RMM: device_uvector.hpp 源文件

 /*

  * Copyright (c) 2020-2025, NVIDIA CORPORATION.

  *

  * Licensed under the Apache License, Version 2.0 (the "License");

  * you may not use this file except in compliance with the License.

  * You may obtain a copy of the License at

  *

  * https://apache.ac.cn/licenses/LICENSE-2.0

  *

  * Unless required by applicable law or agreed to in writing, software

  * distributed under the License is distributed on an "AS IS" BASIS,

  * WITHOUT WARRANTIES OR CONDITIONS OF ANY KIND, either express or implied.

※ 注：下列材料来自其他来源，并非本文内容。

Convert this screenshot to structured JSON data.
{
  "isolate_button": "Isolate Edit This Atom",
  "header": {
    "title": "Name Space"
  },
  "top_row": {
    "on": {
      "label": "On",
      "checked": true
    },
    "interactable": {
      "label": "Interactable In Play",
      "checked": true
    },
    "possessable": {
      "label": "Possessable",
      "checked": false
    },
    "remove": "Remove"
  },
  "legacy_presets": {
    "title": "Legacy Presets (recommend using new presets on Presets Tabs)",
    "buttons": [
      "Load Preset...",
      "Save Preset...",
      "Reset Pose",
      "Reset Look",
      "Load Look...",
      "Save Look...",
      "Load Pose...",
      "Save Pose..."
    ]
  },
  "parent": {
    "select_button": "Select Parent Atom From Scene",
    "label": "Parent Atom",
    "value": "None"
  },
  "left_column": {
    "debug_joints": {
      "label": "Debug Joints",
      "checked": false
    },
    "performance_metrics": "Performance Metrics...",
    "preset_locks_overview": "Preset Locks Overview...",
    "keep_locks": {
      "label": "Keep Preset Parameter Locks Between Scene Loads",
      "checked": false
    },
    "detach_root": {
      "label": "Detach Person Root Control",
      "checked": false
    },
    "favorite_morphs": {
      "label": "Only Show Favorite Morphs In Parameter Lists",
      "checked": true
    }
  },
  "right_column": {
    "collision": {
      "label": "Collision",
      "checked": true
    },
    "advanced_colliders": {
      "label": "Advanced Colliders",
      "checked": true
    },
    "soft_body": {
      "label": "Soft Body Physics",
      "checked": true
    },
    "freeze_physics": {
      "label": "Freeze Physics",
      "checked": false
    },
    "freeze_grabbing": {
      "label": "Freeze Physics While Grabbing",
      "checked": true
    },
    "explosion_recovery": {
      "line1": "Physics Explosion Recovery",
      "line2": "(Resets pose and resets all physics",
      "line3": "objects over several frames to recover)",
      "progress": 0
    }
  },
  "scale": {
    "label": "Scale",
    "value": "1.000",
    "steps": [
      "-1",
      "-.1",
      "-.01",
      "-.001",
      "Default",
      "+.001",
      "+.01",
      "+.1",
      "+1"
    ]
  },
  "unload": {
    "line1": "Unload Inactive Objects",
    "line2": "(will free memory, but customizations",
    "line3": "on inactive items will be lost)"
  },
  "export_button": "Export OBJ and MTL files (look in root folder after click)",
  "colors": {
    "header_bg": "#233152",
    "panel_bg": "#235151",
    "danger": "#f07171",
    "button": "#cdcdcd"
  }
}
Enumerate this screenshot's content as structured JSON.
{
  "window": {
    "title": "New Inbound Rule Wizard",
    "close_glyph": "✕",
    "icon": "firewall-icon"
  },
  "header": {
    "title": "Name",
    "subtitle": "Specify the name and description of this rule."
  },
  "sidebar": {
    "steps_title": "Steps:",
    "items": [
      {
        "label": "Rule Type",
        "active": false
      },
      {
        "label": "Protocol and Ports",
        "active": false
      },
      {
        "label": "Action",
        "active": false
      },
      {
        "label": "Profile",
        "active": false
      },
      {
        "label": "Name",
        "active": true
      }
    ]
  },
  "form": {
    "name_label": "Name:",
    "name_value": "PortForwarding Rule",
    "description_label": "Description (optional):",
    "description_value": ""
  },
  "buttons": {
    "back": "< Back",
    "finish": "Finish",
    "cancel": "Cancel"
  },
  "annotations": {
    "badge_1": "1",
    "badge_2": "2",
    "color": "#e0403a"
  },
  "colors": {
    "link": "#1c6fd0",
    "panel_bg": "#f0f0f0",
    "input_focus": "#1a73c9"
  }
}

  * See the License for the specific language governing permissions and

  * limitations under the License.

  */


 #pragma once


 #include <rmm/cuda_stream_view.hpp>

 #include <rmm/detail/error.hpp>

 #include <rmm/detail/exec_check_disable.hpp>

 #include <rmm/detail/export.hpp>

 #include <rmm/device_buffer.hpp>

 #include <rmm/mr/device/per_device_resource.hpp>

 #include <rmm/resource_ref.hpp>


 #include <cstddef>

 #include <type_traits>

 #include <utility>


 namespace RMM_NAMESPACE {

 template <typename T>

 class device_uvector {

  static_assert(std::is_trivially_copyable_v<T>,

  "device_uvector 仅支持可平凡复制的类型。");


  public

  using value_type = T;

  using size_type = std::size_t;

  using reference = value_type&

  using const_reference = value_type const&

  using pointer = value_type*;

  using const_pointer = value_type const*;

  using iterator = pointer;

  using const_iterator = const_pointer;


  RMM_EXEC_CHECK_DISABLE

  ~device_uvector() = default;


  RMM_EXEC_CHECK_DISABLE

  device_uvector(device_uvector&&) noexcept = default;


  RMM_EXEC_CHECK_DISABLE

  device_uvector& operator=(device_uvector&&) noexcept =

  default;


  device_uvector(device_uvector const&) = delete;


  device_uvector& operator=(device_uvector const&) = delete;


  device_uvector() = delete;


  explicit device_uvector(std::size_t size,

  cuda_stream_view stream,

  device_async_resource_ref mr = mr::get_current_device_resource_ref())

  : _storage{elements_to_bytes(size), stream, mr}

  {

  }


  explicit device_uvector(device_uvector const& other,

  cuda_stream_view stream,

  device_async_resource_ref mr = mr::get_current_device_resource_ref())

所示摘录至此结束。